Ich parkte den Sportwagen auf dem Bürgersteig. Roy und ich stiegen aus und gelangten wenig später an eine Flatterband-Absperrung. Kollegen in Uniform hielten dort Wache. Wir zeigten unsere Ausweise vor und wurden durchgelassen.

„Wer leitet den Einsatz hier?“, fragte ich.

„Ja, mal immer mit der Ruhe“, sagte mein Gegenüber.
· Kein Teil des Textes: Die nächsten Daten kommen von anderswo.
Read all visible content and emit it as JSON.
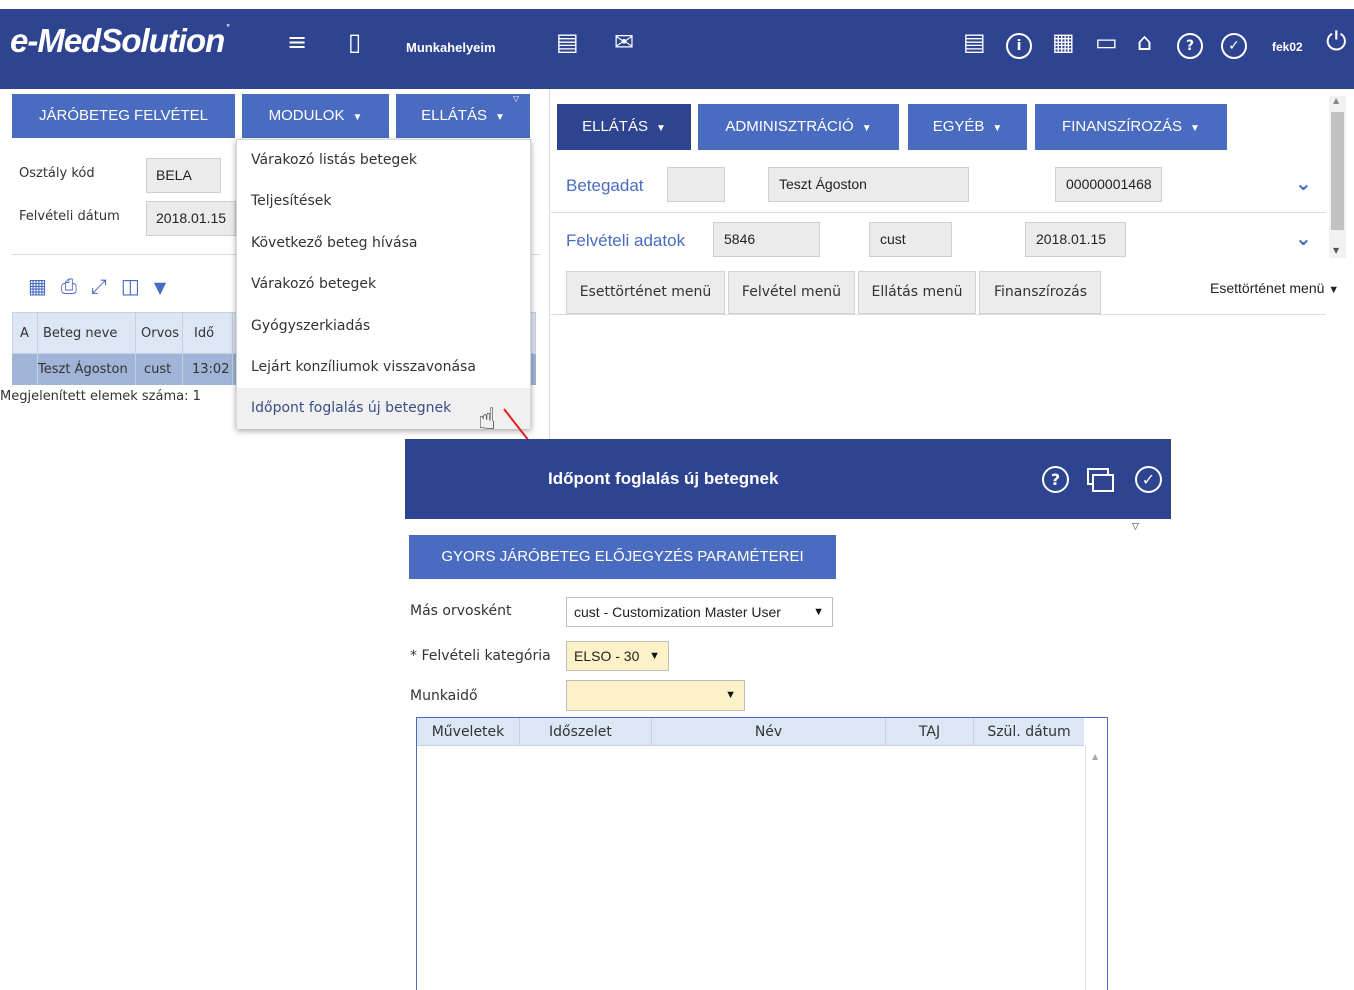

„Wenn ich heute noch Auskunft bekäme, wär das toll.“

„Wir sind auf der Arbeit, nicht auf der Flucht.“

„Ach, ja?“

Der Uniformierte deutete auf einen korpulenten Mann mit roten, kurz geschorenen Haaren. „Das ist der Chef!“

„Danke.“

„Jo, gern geschehen.“

„So kann man sich täuschen.“

„Wie?“

„Ach, nix.“

Wir gingen auf den Rothaarigen zu und stellten uns vor.

„Uwe Jörgensen, Kripo Hamburg. Dies ist mein Kollege Roy Müller.“

„Polizeiobermeister Robert Dennerlein“, erwiderte der 'Chef'. „Ich habe schon auf Sie gewartet. Wie viel wissen Sie denn schon?“

„Nur, dass es hier ein Haus voller Gift geben soll, das in Zusammenhang mit geplanten Terroranschlägen stehen könnte!“, sagte ich.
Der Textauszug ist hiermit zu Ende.